Occhi puntati al cielo nella notte per ammirare lo spettacolo del monte Mankarru ricoperto di luci, tra le finestre illuminate a festa del Castello e acrobazie pirotecniche che accendono il buio di mille colori. Come un simbolo del bisogno di “riscoprirsi” che anima il paese, tutta la comunità luciese ha vissuto l’ultimo lungo giorno dedicato alla solennità della Madonna della Neve nei luoghi reali e metaforici dell’arte e delle tradizioni, all’insegna della devozione mariana e della condivisione. Ribadendo la voglia di recuperare un senso di appartenenza negato, a volte, dalle difficoltà di un presente che sembra trascurare memoria storica e patrimonio artistico, tra abbandono e sfiducia.
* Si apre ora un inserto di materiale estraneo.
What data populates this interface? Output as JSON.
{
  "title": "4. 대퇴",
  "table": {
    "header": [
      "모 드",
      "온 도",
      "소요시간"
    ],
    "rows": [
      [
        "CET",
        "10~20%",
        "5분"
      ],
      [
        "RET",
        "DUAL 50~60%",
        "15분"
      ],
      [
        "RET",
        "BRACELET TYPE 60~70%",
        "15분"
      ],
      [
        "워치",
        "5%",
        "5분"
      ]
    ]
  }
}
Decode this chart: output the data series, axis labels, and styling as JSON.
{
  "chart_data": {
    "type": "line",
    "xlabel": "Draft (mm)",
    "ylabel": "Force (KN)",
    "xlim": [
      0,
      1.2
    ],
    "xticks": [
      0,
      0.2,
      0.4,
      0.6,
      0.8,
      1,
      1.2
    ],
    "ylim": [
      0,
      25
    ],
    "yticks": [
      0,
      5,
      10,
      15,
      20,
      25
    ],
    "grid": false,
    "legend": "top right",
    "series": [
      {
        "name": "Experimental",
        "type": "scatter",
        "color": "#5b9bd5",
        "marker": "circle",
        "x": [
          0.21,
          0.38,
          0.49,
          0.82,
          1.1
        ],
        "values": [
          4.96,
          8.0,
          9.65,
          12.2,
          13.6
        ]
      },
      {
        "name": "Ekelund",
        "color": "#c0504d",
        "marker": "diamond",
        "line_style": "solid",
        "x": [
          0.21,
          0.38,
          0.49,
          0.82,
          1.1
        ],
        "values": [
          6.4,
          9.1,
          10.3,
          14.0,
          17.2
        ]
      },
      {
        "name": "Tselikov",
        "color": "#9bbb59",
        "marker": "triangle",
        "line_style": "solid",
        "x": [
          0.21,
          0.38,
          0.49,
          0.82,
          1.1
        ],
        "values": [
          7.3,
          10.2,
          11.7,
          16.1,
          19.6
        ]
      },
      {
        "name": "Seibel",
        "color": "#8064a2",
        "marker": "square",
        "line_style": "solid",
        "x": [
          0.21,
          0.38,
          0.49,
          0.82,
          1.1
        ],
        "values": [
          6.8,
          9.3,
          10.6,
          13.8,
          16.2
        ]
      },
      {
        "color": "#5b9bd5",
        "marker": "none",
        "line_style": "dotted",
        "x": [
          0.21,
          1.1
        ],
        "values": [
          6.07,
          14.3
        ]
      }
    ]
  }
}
Al culmine dei festeggiamenti, una partecipata processione si è snodata per le vie, addobbate da tappeti di fiori ispirati ai temi della natura e delle feste popolari, per concludersi nella piazza Duomo gremita di fedeli. Qui Mons. Calogero La Piana ha dedicato una toccante riflessione al mistero della “maternità” di Maria, dai testi evangelici alla pratica quotidiana della fede, citando Dante e invitando al coraggio di affidarsi ad essa, come individui e come comunità. Un messaggio ribadito dal vicario foraneo, don Paolo Impalà, e meditato nelle sere della Novena da centinaia di luciesi, guidati dai Missionari dello Spirito Santo presso il Santuario della Madonna della Neve.
Con la caduta di fiocchi di neve artificiali e una musica soffusa, l’ingresso nella Basilica Cattedrale del simulacro mariano ha concluso, tra gli applausi, la festa religiosa a cui il popolo luciese, da tempi remoti, è più intimamente legato.